One thing that I’ve learned over the years is to not use my child as bait or as a reward for the other parent. Unfortunately, not all mothers and fathers stay together forever – whatever the circumstances might be, that’s in the past; so make peace with yourself and keep moving forward. Don’t keep your child from seeing the other parent over discontent, dissatisfaction with an adult. Don't speak out on emotions that will have a repercussion. Your child is paying the price for it. The root of this comes from unhappiness from within – it has nothing to do with the other person. Take meticulous steps, process your thoughts thoroughly, and figure out why you respond to the other parent the way you do. Why are unnecessary words spoken, why are things so hostile between one another, why can’t you work it out? Your priority is your child not your personal needs nor your pride. In order to raise a child, both parents have to be on the same page – not necessarily all the time but they must be amicable between one another for the sake of their children. And communicate. . . communication is key. I’m no expert but I learned this the hard way. Long ago, I struggled with this and I had to take a good look in the mirror and self-reflect on why I behaved the way I did. Why was I so bitter towards the father of my child?

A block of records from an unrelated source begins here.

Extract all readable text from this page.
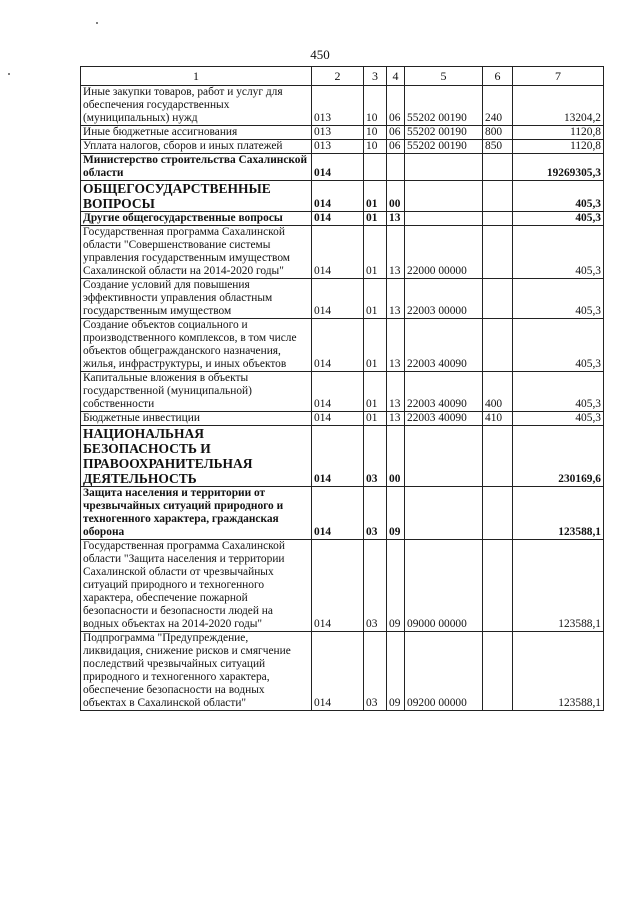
450
1	2	3	4	5	6	7
Иные закупки товаров, работ и услуг для обеспечения государственных (муниципальных) нужд	013	10	06	55202 00190	240	13204,2
Иные бюджетные ассигнования	013	10	06	55202 00190	800	1120,8
Уплата налогов, сборов и иных платежей	013	10	06	55202 00190	850	1120,8
Министерство строительства Сахалинской области	014					19269305,3
ОБЩЕГОСУДАРСТВЕННЫЕ ВОПРОСЫ	014	01	00			405,3
Другие общегосударственные вопросы	014	01	13			405,3
Государственная программа Сахалинской области "Совершенствование системы управления государственным имуществом Сахалинской области на 2014-2020 годы"	014	01	13	22000 00000		405,3
Создание условий для повышения эффективности управления областным государственным имуществом	014	01	13	22003 00000		405,3
Создание объектов социального и производственного комплексов, в том числе объектов общегражданского назначения, жилья, инфраструктуры, и иных объектов	014	01	13	22003 40090		405,3
Капитальные вложения в объекты государственной (муниципальной) собственности	014	01	13	22003 40090	400	405,3
Бюджетные инвестиции	014	01	13	22003 40090	410	405,3
НАЦИОНАЛЬНАЯ БЕЗОПАСНОСТЬ И ПРАВООХРАНИТЕЛЬНАЯ ДЕЯТЕЛЬНОСТЬ	014	03	00			230169,6
Защита населения и территории от чрезвычайных ситуаций природного и техногенного характера, гражданская оборона	014	03	09			123588,1
Государственная программа Сахалинской области "Защита населения и территории Сахалинской области от чрезвычайных ситуаций природного и техногенного характера, обеспечение пожарной безопасности и безопасности людей на водных объектах на 2014-2020 годы"	014	03	09	09000 00000		123588,1
Подпрограмма "Предупреждение, ликвидация, снижение рисков и смягчение последствий чрезвычайных ситуаций природного и техногенного характера, обеспечение безопасности на водных объектах в Сахалинской области"	014	03	09	09200 00000		123588,1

Although, I was not a single mother, I sometimes felt that way. He got to have a stress-free week and weekends while I was stuck at home with our child. My mentality had to change or else we would continue this toxic relationship. First of all, this other person, like yourself, has a life of their own. It’s unfortunate that it’s not with you or your child 24/7 but things happen for a reason. So, I stopped complaining, stopped the negativity, and I asked for help when I really needed it. I did everything in my power to be there for my son, but I asked for help when it was necessary. I never used my son as leverage or planted guilt on his father for not being there at school events or doctor appointments.  He tries to be there for him as much as he can, and that is enough for me. I keep in consideration that he has a private life of his own and he deals with his own personal issues that I know nothing about. And once in a while I let him know that I’m grateful for his efforts and that I’m happy he’s there for his child every other weekend. It seems some parents want more than that though. Take a look at your circumstances at home and make peace with whatever demons still rattle your bones. Let go and let God.

And for the parents that are missing out on their children - honestly, that's their loss. So, don't stress about it at all. I hope this helps struggling mothers and fathers out there. Be kind to one another – your children pay attention to everything you say and do.